Cuando se compara cal de distintos orígenes, muchas veces la diferencia de calidad no está en la materia prima, sino en el tiempo de cocción. En nuestro proceso artesanal, la cocción se extiende durante tres días completos, un tiempo que responde a razones técnicas concretas y no solo a la tradición.

La química detrás de la calcinación

La transformación de piedra caliza en cal viva ocurre mediante la siguiente reacción:

CaCO₃ (carbonato de calcio) + calor → CaO (óxido de calcio) + CO₂ (dióxido de carbono)

Esta reacción, llamada calcinación o descarbonatación, requiere temperaturas sostenidas de aproximadamente 900°C a 1000°C. Pero alcanzar esa temperatura no es suficiente: el calor debe penetrar completamente cada piedra, desde la superficie hasta su núcleo.

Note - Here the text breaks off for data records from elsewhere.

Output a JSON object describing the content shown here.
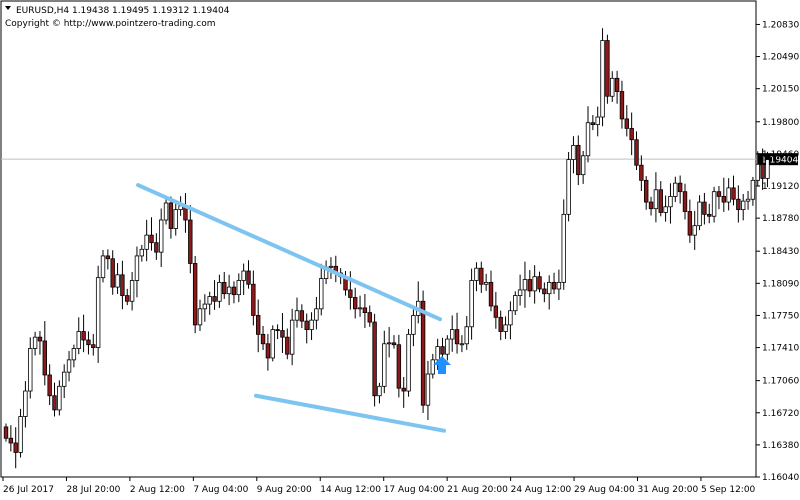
{
  "header": {
    "menu_icon": "triangle-down-icon",
    "symbol_line": "EURUSD,H4  1.19438 1.19495 1.19312 1.19404",
    "copyright": "Copyright © http://www.pointzero-trading.com"
  },
  "colors": {
    "background": "#ffffff",
    "candle": "#000000",
    "bear_body": "#8b1a1a",
    "bull_body": "#ffffff",
    "trendline": "#7ec4f0",
    "arrow": "#1e90ff",
    "price_line": "#c0c0c0",
    "price_label_bg": "#000000",
    "price_label_fg": "#ffffff"
  },
  "chart_data": {
    "type": "candlestick",
    "symbol": "EURUSD",
    "timeframe": "H4",
    "last_price": 1.19404,
    "last_price_label": "1.19404",
    "ylim": [
      1.1604,
      1.2093
    ],
    "y_ticks": [
      "1.20830",
      "1.20490",
      "1.20150",
      "1.19800",
      "1.19460",
      "1.19120",
      "1.18780",
      "1.18430",
      "1.18090",
      "1.17750",
      "1.17410",
      "1.17060",
      "1.16720",
      "1.16380",
      "1.16040"
    ],
    "x_ticks": [
      "26 Jul 2017",
      "28 Jul 20:00",
      "2 Aug 12:00",
      "7 Aug 04:00",
      "9 Aug 20:00",
      "14 Aug 12:00",
      "17 Aug 04:00",
      "21 Aug 20:00",
      "24 Aug 12:00",
      "29 Aug 04:00",
      "31 Aug 20:00",
      "5 Sep 12:00"
    ],
    "closes": [
      1.1645,
      1.164,
      1.163,
      1.1668,
      1.1695,
      1.174,
      1.1752,
      1.1748,
      1.1712,
      1.169,
      1.1675,
      1.17,
      1.1715,
      1.1728,
      1.174,
      1.1758,
      1.1749,
      1.1744,
      1.1741,
      1.1815,
      1.1838,
      1.1835,
      1.1805,
      1.1818,
      1.1796,
      1.179,
      1.1812,
      1.1838,
      1.1845,
      1.186,
      1.1852,
      1.1842,
      1.1876,
      1.1894,
      1.1867,
      1.1887,
      1.1891,
      1.1876,
      1.183,
      1.1765,
      1.1782,
      1.1787,
      1.1795,
      1.179,
      1.181,
      1.1798,
      1.1805,
      1.1797,
      1.1812,
      1.1822,
      1.1808,
      1.1775,
      1.1755,
      1.1745,
      1.173,
      1.176,
      1.1759,
      1.1752,
      1.1734,
      1.177,
      1.178,
      1.1769,
      1.176,
      1.177,
      1.1782,
      1.1814,
      1.1826,
      1.1827,
      1.182,
      1.1816,
      1.1802,
      1.1794,
      1.1782,
      1.1783,
      1.1778,
      1.1768,
      1.169,
      1.17,
      1.1745,
      1.1746,
      1.1744,
      1.1698,
      1.1695,
      1.1755,
      1.1775,
      1.179,
      1.168,
      1.1713,
      1.1728,
      1.1742,
      1.1734,
      1.175,
      1.176,
      1.1745,
      1.1745,
      1.1763,
      1.1812,
      1.1825,
      1.1808,
      1.181,
      1.1785,
      1.1773,
      1.1758,
      1.1765,
      1.178,
      1.1796,
      1.1802,
      1.1813,
      1.1801,
      1.1816,
      1.1803,
      1.1798,
      1.181,
      1.1803,
      1.181,
      1.1882,
      1.194,
      1.1955,
      1.1924,
      1.1944,
      1.1979,
      1.1977,
      1.1985,
      1.2066,
      1.2007,
      1.2026,
      1.2012,
      1.1983,
      1.1973,
      1.1961,
      1.1934,
      1.1918,
      1.1895,
      1.1888,
      1.1908,
      1.1884,
      1.189,
      1.1901,
      1.1915,
      1.1906,
      1.1885,
      1.186,
      1.187,
      1.1895,
      1.1882,
      1.188,
      1.1906,
      1.1901,
      1.1895,
      1.191,
      1.1898,
      1.1887,
      1.1896,
      1.1898,
      1.1918,
      1.1935,
      1.192,
      1.194
    ]
  }
}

El problema de la cocción rápida

En procesos acelerados, es común que:

  • El exterior de la piedra se calcine correctamente, pero el interior no reciba suficiente calor ni tiempo, dejando un núcleo de carbonato de calcio sin transformar (lo que en el oficio se conoce como «piedra cruda» o «núcleo crudo»).
  • La calcinación sea irregular entre piedras de distinto tamaño dentro del mismo horno, generando un producto final heterogéneo.
  • Se generen tensiones térmicas por cambios bruscos de temperatura, fracturando la piedra de forma descontrolada y afectando la calidad estructural del producto.

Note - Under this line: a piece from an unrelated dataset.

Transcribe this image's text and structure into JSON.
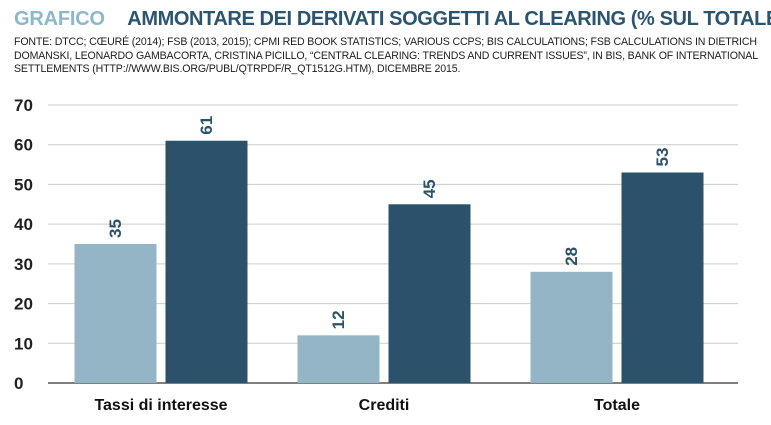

Una cal con núcleos crudos tiene menor reactividad, rinde menos al momento del apagado (hidratación) y puede generar defectos en morteros y revoques, como la aparición de «pelotones» o expansión tardía en obra.

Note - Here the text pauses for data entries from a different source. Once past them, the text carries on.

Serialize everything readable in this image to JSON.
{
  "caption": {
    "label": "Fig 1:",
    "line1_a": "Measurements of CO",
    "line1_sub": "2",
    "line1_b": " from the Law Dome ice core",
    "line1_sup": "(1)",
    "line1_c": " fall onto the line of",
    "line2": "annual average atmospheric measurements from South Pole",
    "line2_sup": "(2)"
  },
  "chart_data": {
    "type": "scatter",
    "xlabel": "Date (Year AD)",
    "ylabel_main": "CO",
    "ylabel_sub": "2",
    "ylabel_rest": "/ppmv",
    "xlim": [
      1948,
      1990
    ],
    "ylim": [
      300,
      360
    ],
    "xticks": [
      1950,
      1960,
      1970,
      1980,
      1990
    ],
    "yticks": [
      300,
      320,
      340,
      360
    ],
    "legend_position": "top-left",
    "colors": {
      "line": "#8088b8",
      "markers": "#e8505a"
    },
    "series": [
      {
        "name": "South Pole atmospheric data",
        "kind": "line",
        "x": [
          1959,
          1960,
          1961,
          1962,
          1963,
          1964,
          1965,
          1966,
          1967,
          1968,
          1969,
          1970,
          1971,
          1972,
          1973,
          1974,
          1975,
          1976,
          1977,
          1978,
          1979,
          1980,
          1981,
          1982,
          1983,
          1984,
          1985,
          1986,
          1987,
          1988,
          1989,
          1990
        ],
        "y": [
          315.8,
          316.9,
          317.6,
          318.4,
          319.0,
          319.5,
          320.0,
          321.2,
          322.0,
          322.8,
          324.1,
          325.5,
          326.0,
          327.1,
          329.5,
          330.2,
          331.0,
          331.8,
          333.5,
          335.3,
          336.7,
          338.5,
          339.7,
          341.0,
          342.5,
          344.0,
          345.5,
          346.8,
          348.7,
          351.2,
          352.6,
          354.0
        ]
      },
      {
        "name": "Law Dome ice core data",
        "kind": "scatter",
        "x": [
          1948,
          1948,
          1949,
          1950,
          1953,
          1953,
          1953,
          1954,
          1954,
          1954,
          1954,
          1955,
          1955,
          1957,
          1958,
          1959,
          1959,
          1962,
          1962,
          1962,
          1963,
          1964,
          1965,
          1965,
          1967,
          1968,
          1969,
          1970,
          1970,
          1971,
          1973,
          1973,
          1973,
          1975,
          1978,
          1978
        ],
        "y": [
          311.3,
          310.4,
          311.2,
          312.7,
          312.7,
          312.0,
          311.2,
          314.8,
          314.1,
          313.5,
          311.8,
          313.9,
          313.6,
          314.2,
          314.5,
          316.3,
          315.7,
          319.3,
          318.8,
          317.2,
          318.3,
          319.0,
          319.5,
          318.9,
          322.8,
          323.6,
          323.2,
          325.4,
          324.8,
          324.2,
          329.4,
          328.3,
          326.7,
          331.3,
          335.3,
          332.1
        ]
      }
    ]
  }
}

Lo que logra un proceso de 3 días

1. Penetración completa del calor

El tiempo prolongado permite que el calor se difunda de manera uniforme hacia el interior de cada piedra, sin importar su tamaño dentro de la carga del horno.

2. Calcinación homogénea

Al sostener la temperatura durante un periodo extendido, se asegura que prácticamente la totalidad del carbonato de calcio se transforme en óxido de calcio, minimizando los núcleos sin calcinar.

3. Mayor reactividad del producto final

Una cal completamente calcinada reacciona de forma más rápida y completa al apagarse con agua, generando una cal hidratada más fina, homogénea y con mejor rendimiento en su aplicación.

4. Menor porcentaje de residuos y descartes

Al reducir la presencia de piedra cruda, se aprovecha mejor la materia prima, disminuyendo pérdidas y mejorando la eficiencia del proceso productivo en su conjunto.

5. Producto más confiable para el cliente final

En aplicaciones donde la calidad de la cal es crítica (restauración patrimonial, morteros estructurales, tratamiento de agua), la homogeneidad y pureza del producto final son determinantes para obtener resultados consistentes.

¿Por qué no acortamos el proceso?

Es una decisión deliberada. Podríamos reducir tiempos con métodos más agresivos, pero sacrificaríamos exactamente aquello que buscamos entregar: un producto homogéneo, puro y confiable. Preferimos mantener un proceso más lento antes que comprometer la calidad final que nuestros clientes esperan.

Conclusión

El tiempo de cocción no es un detalle menor ni una simple tradición: es la variable técnica que determina si una cal está completamente calcinada o no. Nuestros tres días de cocción en horno de leña son la garantía de un producto homogéneo, de alta pureza y con la reactividad necesaria para cumplir con las exigencias de cada aplicación, desde la construcción hasta la industria.